Enhancement of the safety of live influenza vaccine by attenuating mutations from cold-adapted hemagglutinin

• Cold-adaptation process induced four amino acid mutations in the HA of X-31 virus.
• The four mutations in the HA also contributed to attenuation of the X-31ca virus
• N81K mutation was the most significant marker for the attenuation of X-31ca virus.
• Introduction of N81K mutation into H3N2 LAIV further attenuated the vaccine.
• This approach provides a useful guideline for enhancing the safety of the LAIVs.

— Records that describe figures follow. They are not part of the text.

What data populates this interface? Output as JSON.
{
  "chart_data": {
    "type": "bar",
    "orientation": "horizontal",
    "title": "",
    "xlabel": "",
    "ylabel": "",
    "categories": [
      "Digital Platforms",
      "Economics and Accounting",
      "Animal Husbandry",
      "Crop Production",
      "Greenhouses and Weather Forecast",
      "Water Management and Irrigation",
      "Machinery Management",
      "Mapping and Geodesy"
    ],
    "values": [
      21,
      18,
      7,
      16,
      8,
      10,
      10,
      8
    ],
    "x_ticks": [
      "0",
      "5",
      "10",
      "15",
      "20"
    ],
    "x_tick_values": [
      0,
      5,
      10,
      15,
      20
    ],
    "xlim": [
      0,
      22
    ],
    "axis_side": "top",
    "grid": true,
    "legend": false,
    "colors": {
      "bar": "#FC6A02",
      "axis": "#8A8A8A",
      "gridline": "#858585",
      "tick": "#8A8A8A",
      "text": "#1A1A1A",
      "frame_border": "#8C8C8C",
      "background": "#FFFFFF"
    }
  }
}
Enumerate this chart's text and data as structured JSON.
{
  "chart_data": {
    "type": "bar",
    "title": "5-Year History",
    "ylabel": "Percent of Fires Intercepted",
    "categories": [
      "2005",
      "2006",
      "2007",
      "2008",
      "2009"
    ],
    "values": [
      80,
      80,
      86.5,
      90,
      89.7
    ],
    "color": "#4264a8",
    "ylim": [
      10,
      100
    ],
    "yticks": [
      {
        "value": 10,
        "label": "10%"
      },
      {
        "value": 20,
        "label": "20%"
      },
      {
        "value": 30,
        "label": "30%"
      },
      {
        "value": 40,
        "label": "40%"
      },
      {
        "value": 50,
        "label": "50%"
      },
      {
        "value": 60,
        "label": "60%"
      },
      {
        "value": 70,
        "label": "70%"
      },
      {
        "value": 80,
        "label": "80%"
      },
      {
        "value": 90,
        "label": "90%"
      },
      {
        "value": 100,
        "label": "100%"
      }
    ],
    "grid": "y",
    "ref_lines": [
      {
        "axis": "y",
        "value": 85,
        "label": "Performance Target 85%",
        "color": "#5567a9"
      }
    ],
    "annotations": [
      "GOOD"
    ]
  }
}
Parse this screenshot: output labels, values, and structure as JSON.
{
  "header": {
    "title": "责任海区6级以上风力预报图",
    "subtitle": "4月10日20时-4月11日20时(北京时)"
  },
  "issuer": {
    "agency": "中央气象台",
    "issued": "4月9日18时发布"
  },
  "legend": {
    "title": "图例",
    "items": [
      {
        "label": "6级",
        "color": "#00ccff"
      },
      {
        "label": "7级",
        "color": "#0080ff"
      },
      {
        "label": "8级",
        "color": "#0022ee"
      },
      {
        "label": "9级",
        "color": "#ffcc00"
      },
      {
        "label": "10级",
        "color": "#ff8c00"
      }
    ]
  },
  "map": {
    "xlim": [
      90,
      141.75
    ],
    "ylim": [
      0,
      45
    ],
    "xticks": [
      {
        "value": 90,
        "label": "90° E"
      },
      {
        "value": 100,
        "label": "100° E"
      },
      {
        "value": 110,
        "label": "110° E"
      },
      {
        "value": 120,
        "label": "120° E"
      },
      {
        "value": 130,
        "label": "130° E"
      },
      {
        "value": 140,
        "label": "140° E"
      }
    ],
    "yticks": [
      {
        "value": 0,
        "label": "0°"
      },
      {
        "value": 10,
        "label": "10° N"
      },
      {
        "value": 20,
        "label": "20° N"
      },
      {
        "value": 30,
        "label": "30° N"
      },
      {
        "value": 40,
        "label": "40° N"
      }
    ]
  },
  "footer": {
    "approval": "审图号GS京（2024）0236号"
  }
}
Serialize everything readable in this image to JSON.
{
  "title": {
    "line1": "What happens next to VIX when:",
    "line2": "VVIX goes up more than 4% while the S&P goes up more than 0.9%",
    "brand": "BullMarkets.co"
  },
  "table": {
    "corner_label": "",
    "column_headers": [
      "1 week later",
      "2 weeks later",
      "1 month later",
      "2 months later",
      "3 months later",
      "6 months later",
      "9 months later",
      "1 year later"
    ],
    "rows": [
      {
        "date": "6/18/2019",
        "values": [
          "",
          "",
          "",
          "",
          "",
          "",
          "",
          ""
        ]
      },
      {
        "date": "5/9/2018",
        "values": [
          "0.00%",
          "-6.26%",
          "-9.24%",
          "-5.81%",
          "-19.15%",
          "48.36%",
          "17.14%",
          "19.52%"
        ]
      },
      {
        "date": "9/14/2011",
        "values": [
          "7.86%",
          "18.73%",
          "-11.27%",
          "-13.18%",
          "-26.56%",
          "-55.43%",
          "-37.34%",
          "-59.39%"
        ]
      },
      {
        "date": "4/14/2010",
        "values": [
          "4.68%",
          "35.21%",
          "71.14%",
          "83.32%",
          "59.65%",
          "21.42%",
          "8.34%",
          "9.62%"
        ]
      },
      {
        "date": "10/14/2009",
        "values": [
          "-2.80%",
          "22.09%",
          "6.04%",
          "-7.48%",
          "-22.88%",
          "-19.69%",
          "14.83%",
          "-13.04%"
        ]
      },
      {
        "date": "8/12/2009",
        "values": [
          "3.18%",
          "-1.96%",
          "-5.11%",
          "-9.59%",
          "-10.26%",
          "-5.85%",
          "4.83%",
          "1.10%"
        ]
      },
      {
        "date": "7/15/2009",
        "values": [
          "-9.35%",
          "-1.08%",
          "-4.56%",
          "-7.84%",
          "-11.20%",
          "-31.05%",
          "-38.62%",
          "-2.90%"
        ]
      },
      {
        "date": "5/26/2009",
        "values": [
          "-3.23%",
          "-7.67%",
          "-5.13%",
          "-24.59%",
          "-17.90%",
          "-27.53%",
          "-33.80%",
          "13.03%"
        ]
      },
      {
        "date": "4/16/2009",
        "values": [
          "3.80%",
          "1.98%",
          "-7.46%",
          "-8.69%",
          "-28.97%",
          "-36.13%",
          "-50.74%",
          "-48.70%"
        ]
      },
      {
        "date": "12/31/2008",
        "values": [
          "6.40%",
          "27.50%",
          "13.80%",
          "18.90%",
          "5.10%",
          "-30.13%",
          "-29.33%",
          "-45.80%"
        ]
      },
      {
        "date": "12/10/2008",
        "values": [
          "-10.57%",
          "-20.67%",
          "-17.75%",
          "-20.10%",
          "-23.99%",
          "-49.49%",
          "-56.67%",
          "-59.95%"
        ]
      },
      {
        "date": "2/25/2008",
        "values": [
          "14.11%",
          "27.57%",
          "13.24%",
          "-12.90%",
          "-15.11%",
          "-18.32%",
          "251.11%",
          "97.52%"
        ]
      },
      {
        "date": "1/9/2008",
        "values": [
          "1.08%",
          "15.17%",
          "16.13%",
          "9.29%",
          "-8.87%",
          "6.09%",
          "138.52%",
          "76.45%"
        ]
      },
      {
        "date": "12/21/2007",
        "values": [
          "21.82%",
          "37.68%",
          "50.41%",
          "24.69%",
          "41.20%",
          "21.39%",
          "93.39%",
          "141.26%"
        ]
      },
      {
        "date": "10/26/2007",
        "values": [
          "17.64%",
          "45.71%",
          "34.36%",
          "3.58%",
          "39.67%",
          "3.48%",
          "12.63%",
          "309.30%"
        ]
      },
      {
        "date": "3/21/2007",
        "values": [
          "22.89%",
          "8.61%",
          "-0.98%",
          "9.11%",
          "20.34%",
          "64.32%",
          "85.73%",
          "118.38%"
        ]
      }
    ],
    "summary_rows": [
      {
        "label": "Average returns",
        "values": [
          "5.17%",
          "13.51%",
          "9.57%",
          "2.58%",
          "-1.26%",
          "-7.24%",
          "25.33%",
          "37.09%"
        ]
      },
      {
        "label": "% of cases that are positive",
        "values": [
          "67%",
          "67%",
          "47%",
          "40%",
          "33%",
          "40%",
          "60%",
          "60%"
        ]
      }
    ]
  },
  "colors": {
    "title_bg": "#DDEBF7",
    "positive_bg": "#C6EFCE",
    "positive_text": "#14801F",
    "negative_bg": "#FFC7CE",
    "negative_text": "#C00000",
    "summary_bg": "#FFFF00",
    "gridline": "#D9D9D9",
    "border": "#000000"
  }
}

In our previous study, X-31ca-based H5N1 LAIVs, in particular, became more virulent in mice than the X-31ca MDV, possibly by the introduction of the surface antigens of highly pathogenic H5N1 influenza virus, implying that additional attenuation is needed in this cases to increase the safety level of the vaccine. In this report we suggest an approach to further increase the safety of LAIV through additional cold-adapted mutations in the hemagglutinin. The cold-adaptation of X-31 virus resulted in four amino acid mutations in the HA. We generated a panel of 7:1 reassortant viruses each carrying the hemagglutinins with individual single amino acid mutations. We examined their phenotypes and found a major attenuating mutation, N81K. This attenuation marker conferred additional temperature-sensitive and attenuation phenotype to the LAIV. Our data indicate that the cold-adapted mutation in the HA confers additional attenuation to the LAIV strain, without compromising its productivity and immune response.